Just in time for Mother’s Day, Save the Children has published its seventh annual State of the World’s Mothers report on newborn mortality.
As usual, the U.S. takes a beating:
Although the newborn mortality rate in the United States has fallen in recent decades, it is still higher than most other industrialized nations — 2.5 times that of Finland, Iceland and Norway, and about three times higher than the newborn mortality rate of Japan.
- Latvia has the highest newborn mortality rate in the industrialized world (6 per 1,000 live births).
- The United States is tied for second-to-last place with Hungary, Malta, Poland and Slovakia (in all five countries,there are 5 newborn deaths per 1,000 live births).
The media report on this in straightforward “Ha Ha! We suck!’ fashion:
U.S. has second worst newborn death rate in modern world, report says
The theme then gets picked up and spread by “I take everything at face value as long as it fits my preconceived view of the world” dimbulbs:
Because of some unholy confluence of conservatism, free-marketism, and general head-up-ass-ism, this country has never made health care for all a national priority. Things like this are the result, and it infuriates me.

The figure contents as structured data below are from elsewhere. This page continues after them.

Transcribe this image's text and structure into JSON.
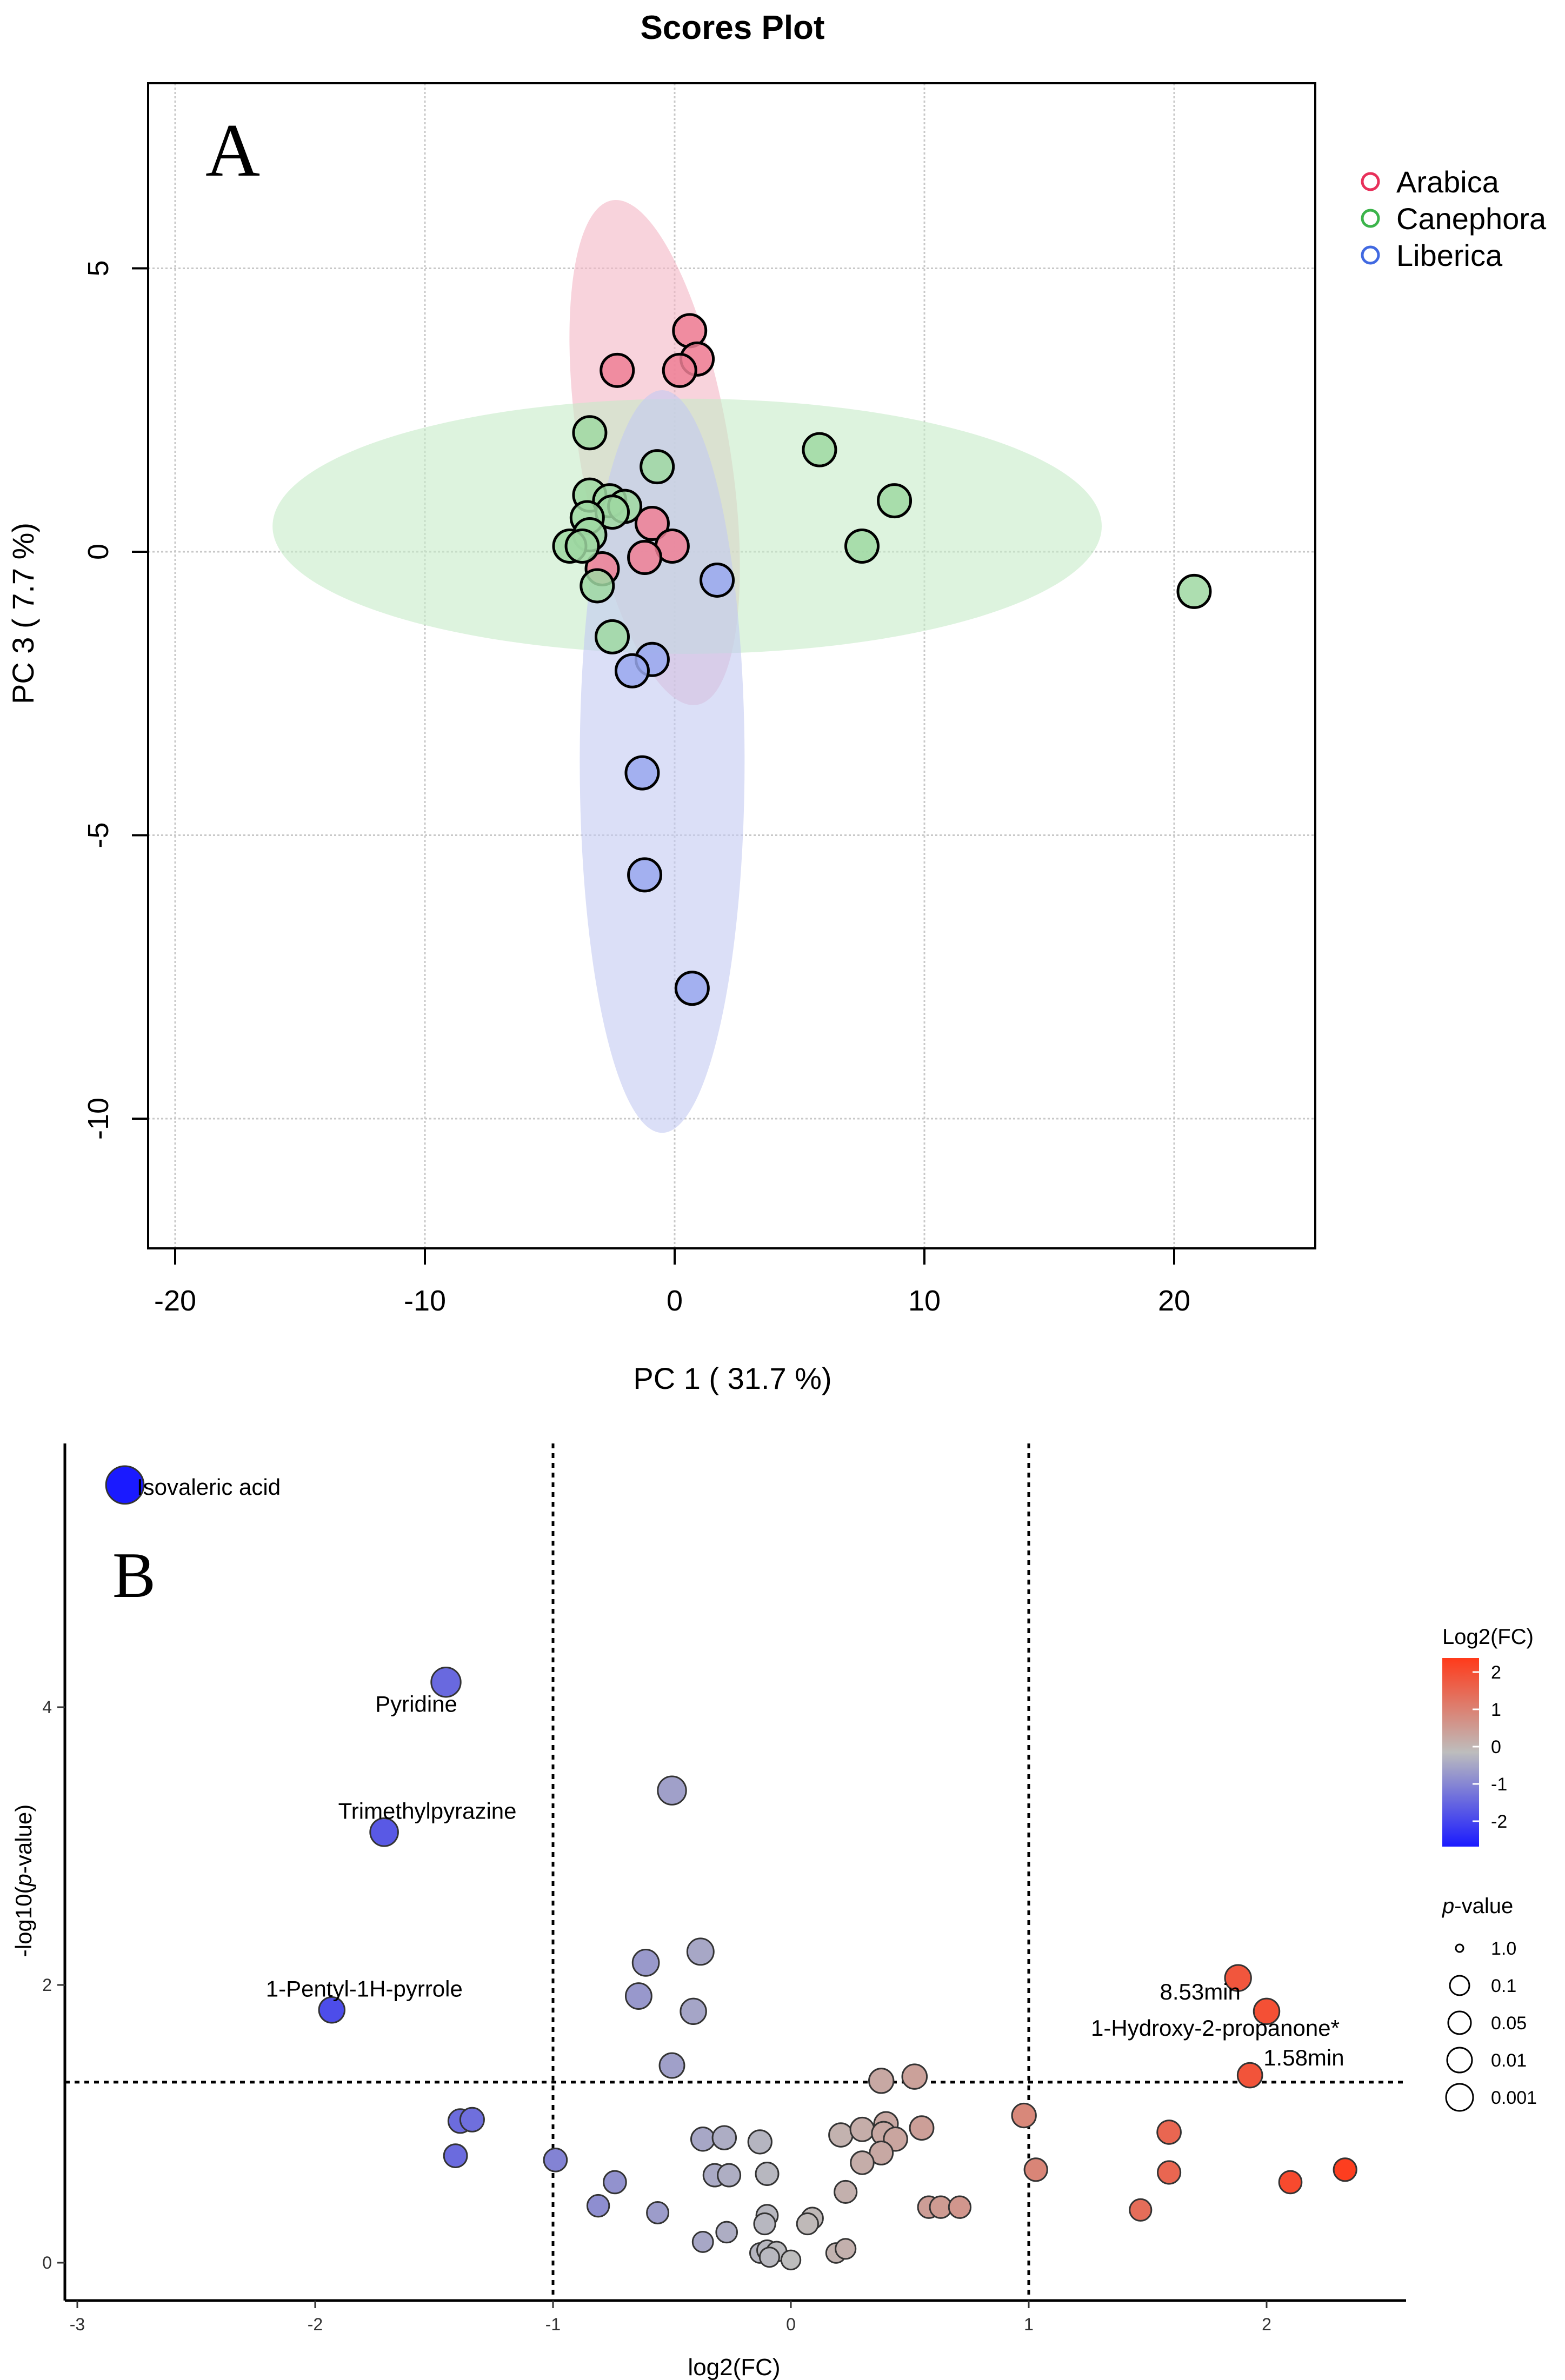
{
  "chart_data": [
    {
      "type": "scatter",
      "panel_label": "A",
      "title": "Scores Plot",
      "xlabel": "PC 1 ( 31.7 %)",
      "ylabel": "PC 3 ( 7.7 %)",
      "xlim": [
        -21,
        26
      ],
      "ylim": [
        -12.3,
        8.3
      ],
      "xticks": [
        -20,
        -10,
        0,
        10,
        20
      ],
      "yticks": [
        5,
        0,
        -5,
        -10
      ],
      "grid": true,
      "legend_position": "right-top",
      "series": [
        {
          "name": "Arabica",
          "color": "#e8305a",
          "fill": "#ef7f95",
          "ellipse": {
            "cx": 0.2,
            "cy": 1.75,
            "top": [
              0.9,
              6.2
            ],
            "bottom": [
              -2.5,
              -2.7
            ],
            "half_width": 3.0,
            "color": "#f4b6c4"
          },
          "points": [
            [
              0.6,
              3.9
            ],
            [
              0.9,
              3.4
            ],
            [
              0.2,
              3.2
            ],
            [
              -2.3,
              3.2
            ],
            [
              -0.9,
              0.5
            ],
            [
              -0.1,
              0.1
            ],
            [
              -1.2,
              -0.1
            ],
            [
              -2.9,
              -0.3
            ]
          ]
        },
        {
          "name": "Canephora",
          "color": "#3cb44b",
          "fill": "#9fd8a2",
          "ellipse": {
            "cx": 0.5,
            "cy": 0.45,
            "rx": 16.6,
            "ry": 2.25,
            "color": "#c6ebc8"
          },
          "points": [
            [
              -3.4,
              2.1
            ],
            [
              -0.7,
              1.5
            ],
            [
              -3.4,
              1.0
            ],
            [
              -2.6,
              0.9
            ],
            [
              -2.0,
              0.8
            ],
            [
              -2.5,
              0.7
            ],
            [
              -3.5,
              0.6
            ],
            [
              -3.4,
              0.3
            ],
            [
              -4.2,
              0.1
            ],
            [
              -3.7,
              0.1
            ],
            [
              -3.1,
              -0.6
            ],
            [
              -2.5,
              -1.5
            ],
            [
              5.8,
              1.8
            ],
            [
              8.8,
              0.9
            ],
            [
              7.5,
              0.1
            ],
            [
              20.8,
              -0.7
            ]
          ]
        },
        {
          "name": "Liberica",
          "color": "#4169e1",
          "fill": "#99a8ee",
          "ellipse": {
            "cx": -0.5,
            "cy": -3.7,
            "rx": 3.3,
            "ry": 6.55,
            "color": "#c3caf2"
          },
          "points": [
            [
              1.7,
              -0.5
            ],
            [
              -0.9,
              -1.9
            ],
            [
              -1.7,
              -2.1
            ],
            [
              -1.3,
              -3.9
            ],
            [
              -1.2,
              -5.7
            ],
            [
              0.7,
              -7.7
            ]
          ]
        }
      ]
    },
    {
      "type": "scatter",
      "subtype": "volcano",
      "panel_label": "B",
      "xlabel": "log2(FC)",
      "ylabel": "-log10(p-value)",
      "xlim": [
        -3.1,
        2.6
      ],
      "ylim": [
        -0.25,
        5.85
      ],
      "xticks": [
        -3,
        -2,
        -1,
        0,
        1,
        2
      ],
      "yticks": [
        0,
        2,
        4
      ],
      "thresholds": {
        "fc": [
          -1,
          1
        ],
        "neglog10p": 1.3
      },
      "color_legend": {
        "title": "Log2(FC)",
        "ticks": [
          "2",
          "1",
          "0",
          "-1",
          "-2"
        ],
        "low": "#1a1aff",
        "mid": "#bdbdbd",
        "high": "#ff3a1a"
      },
      "size_legend": {
        "title_italic": "p",
        "title_rest": "-value",
        "values": [
          "1.0",
          "0.1",
          "0.05",
          "0.01",
          "0.001"
        ]
      },
      "labeled_points": [
        {
          "label": "Isovaleric acid",
          "fc": -2.8,
          "y": 5.6
        },
        {
          "label": "Pyridine",
          "fc": -1.45,
          "y": 4.18
        },
        {
          "label": "Trimethylpyrazine",
          "fc": -1.71,
          "y": 3.1
        },
        {
          "label": "1-Pentyl-1H-pyrrole",
          "fc": -1.93,
          "y": 1.82
        },
        {
          "label": "8.53min",
          "fc": 1.88,
          "y": 2.05
        },
        {
          "label": "1-Hydroxy-2-propanone*",
          "fc": 2.0,
          "y": 1.81
        },
        {
          "label": "1.58min",
          "fc": 1.93,
          "y": 1.35
        }
      ],
      "points": [
        [
          -0.5,
          3.4
        ],
        [
          -0.38,
          2.24
        ],
        [
          -0.61,
          2.16
        ],
        [
          -0.64,
          1.92
        ],
        [
          -0.41,
          1.81
        ],
        [
          -0.5,
          1.42
        ],
        [
          0.38,
          1.31
        ],
        [
          0.52,
          1.34
        ],
        [
          0.98,
          1.06
        ],
        [
          1.59,
          0.94
        ],
        [
          1.03,
          0.67
        ],
        [
          1.59,
          0.65
        ],
        [
          2.1,
          0.58
        ],
        [
          2.33,
          0.67
        ],
        [
          1.47,
          0.38
        ],
        [
          -1.39,
          1.02
        ],
        [
          -1.34,
          1.03
        ],
        [
          -1.41,
          0.77
        ],
        [
          -0.99,
          0.74
        ],
        [
          -0.74,
          0.58
        ],
        [
          -0.81,
          0.41
        ],
        [
          -0.56,
          0.36
        ],
        [
          -0.37,
          0.89
        ],
        [
          -0.28,
          0.9
        ],
        [
          -0.13,
          0.87
        ],
        [
          -0.32,
          0.63
        ],
        [
          -0.26,
          0.63
        ],
        [
          -0.1,
          0.64
        ],
        [
          -0.27,
          0.22
        ],
        [
          -0.37,
          0.15
        ],
        [
          -0.1,
          0.34
        ],
        [
          -0.11,
          0.28
        ],
        [
          0.09,
          0.32
        ],
        [
          0.07,
          0.28
        ],
        [
          -0.13,
          0.07
        ],
        [
          -0.1,
          0.09
        ],
        [
          -0.06,
          0.08
        ],
        [
          -0.09,
          0.04
        ],
        [
          0.0,
          0.02
        ],
        [
          0.19,
          0.07
        ],
        [
          0.23,
          0.1
        ],
        [
          0.21,
          0.92
        ],
        [
          0.3,
          0.96
        ],
        [
          0.4,
          1.0
        ],
        [
          0.39,
          0.93
        ],
        [
          0.44,
          0.89
        ],
        [
          0.55,
          0.97
        ],
        [
          0.38,
          0.79
        ],
        [
          0.3,
          0.72
        ],
        [
          0.23,
          0.51
        ],
        [
          0.58,
          0.4
        ],
        [
          0.63,
          0.4
        ],
        [
          0.71,
          0.4
        ]
      ]
    }
  ]
}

WARNING! Be on the lookout for infuriated imbeciles!
I’m endlessly disappointed by the absence of media curiosity about the reason or reasons for a phenomenon that seems totally counterintuitive.
Try looking at these numbers a little more closely:
First of all, newborn mortality requires a live birth. Stillbirths and miscarriages don’t count against your mortality rate. So before we go any further, we need to define what constitutes a live birth.

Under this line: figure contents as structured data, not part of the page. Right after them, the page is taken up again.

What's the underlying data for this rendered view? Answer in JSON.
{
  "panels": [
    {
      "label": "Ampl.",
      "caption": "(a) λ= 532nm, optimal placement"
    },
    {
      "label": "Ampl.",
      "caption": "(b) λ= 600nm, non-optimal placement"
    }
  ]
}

Here’s the World Health Organization (WHO) definition:
Live birth refers to the complete expulsion or extraction from its mother of a product of conception, irrespective of the duration of the pregnancy, which, after such separation, breathes or shows any other evidence of life – e.g. beating of the heart, pulsation of the umbilical cord or definite movement of voluntary muscles – whether or not the umbilical cord has been cut or the placenta is attached. Each product of such a birth is considered live born.

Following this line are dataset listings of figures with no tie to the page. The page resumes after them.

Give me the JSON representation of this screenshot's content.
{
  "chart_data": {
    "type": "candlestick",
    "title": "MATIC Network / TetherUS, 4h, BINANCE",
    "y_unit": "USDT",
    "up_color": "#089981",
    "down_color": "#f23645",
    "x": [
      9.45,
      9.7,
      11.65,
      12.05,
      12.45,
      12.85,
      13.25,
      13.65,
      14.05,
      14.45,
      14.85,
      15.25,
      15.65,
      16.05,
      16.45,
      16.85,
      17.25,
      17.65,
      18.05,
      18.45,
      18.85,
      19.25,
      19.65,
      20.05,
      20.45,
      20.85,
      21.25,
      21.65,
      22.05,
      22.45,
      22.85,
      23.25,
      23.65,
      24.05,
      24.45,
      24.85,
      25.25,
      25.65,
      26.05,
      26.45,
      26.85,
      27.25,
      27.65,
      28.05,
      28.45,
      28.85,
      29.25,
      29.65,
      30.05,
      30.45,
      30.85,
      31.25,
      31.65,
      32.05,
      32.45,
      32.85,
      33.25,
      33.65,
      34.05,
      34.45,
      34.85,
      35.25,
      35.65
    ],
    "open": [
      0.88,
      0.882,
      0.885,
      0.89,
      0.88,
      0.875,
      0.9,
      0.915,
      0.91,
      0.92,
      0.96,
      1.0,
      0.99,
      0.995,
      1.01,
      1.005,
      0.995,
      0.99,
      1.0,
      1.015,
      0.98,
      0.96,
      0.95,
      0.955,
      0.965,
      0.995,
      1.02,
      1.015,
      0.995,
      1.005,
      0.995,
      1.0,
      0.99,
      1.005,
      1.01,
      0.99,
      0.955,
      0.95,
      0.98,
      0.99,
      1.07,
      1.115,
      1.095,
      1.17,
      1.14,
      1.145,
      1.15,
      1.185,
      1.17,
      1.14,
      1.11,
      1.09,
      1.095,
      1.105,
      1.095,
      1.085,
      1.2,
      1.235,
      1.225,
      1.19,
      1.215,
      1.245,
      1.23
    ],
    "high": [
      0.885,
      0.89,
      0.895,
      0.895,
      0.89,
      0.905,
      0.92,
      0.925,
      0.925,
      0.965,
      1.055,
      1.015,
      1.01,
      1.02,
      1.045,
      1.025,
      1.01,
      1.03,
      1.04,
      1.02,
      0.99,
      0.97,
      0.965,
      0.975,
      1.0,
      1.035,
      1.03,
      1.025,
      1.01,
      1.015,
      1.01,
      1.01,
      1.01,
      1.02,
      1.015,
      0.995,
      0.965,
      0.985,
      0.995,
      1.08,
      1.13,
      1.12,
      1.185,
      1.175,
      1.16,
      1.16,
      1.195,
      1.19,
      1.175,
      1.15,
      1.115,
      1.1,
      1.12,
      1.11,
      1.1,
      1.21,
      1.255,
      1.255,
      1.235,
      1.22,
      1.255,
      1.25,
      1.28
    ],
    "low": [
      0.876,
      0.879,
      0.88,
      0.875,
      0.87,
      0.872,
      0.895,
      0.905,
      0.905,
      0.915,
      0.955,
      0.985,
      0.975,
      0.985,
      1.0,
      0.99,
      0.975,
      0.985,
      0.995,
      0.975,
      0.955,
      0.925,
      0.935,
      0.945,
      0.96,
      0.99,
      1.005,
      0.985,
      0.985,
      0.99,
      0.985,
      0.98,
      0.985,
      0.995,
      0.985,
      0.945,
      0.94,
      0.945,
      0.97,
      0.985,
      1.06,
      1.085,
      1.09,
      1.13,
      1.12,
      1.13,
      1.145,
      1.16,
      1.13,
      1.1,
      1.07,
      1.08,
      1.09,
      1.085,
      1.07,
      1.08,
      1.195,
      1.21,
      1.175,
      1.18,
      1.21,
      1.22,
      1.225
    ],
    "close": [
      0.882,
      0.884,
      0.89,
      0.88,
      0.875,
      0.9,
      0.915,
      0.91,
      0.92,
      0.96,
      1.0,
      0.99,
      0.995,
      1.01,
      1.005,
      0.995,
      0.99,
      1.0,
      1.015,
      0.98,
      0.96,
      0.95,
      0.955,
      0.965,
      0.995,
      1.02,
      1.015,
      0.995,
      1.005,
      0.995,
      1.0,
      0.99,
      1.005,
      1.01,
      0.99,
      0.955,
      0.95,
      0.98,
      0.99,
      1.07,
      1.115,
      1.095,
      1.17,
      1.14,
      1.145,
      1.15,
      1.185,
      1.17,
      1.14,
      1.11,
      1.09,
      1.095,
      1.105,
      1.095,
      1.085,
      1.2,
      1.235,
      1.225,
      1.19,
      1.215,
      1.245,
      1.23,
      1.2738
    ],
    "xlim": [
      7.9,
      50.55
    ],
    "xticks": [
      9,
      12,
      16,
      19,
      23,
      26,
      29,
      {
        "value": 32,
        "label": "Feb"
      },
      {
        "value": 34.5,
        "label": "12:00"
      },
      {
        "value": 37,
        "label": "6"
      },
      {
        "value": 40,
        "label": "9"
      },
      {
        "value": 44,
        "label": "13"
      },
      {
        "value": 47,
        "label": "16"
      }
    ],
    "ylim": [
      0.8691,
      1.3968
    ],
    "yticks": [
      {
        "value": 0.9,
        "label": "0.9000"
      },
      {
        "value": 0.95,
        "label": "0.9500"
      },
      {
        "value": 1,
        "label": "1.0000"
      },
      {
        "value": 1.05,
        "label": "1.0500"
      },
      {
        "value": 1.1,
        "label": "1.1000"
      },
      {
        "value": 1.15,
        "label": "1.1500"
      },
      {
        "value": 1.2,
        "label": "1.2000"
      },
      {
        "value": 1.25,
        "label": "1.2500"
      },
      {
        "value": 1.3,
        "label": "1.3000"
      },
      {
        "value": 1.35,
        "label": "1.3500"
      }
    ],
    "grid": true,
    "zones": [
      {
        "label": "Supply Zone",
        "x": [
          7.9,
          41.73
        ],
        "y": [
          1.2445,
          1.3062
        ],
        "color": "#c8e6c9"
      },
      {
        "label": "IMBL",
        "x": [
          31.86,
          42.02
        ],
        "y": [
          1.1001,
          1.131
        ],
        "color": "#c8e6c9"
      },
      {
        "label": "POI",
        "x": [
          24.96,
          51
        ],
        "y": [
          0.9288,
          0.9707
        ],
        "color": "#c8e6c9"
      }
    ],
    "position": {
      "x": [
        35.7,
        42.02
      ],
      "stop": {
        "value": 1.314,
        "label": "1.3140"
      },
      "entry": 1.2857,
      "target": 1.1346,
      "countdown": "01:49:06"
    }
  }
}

It’s a bit dry and impersonal, isn’t it?
A lot of countries — the United States included — use the WHO definition, but on the other hand, many countries don’t. And that creates a problem when you compare mortality numbers from country to country.
Some countries, for example, don’t count very low birth-weight babies as live births if the child dies shortly thereafter, which they almost always do. Those babies are written off as stillbirths.
If your goal is to maintain the lowest possible newborn mortality rate, that is definitely the way to go, because in the industrialized world, newborn mortality is largely a result of babies born too early and/or too small. If you don’t count them as live births, you really improve your newborn mortality rate.
In the good old U.S. of A., however, we don’t do it that way. Our doctors will try to save very low birth-weight newborns who would certainly have died a few decades ago. Sometimes they succeed, but when they fail, it’s scored — per the WHO definition — as a live birth followed by a death, and it counts against our newborn mortality rate.
Dramatic intervention on behalf of near-hopeless cases is bad for the mortality rate, but if you or a loved one were to give birth to a very low birth-weight baby, which approach would you prefer?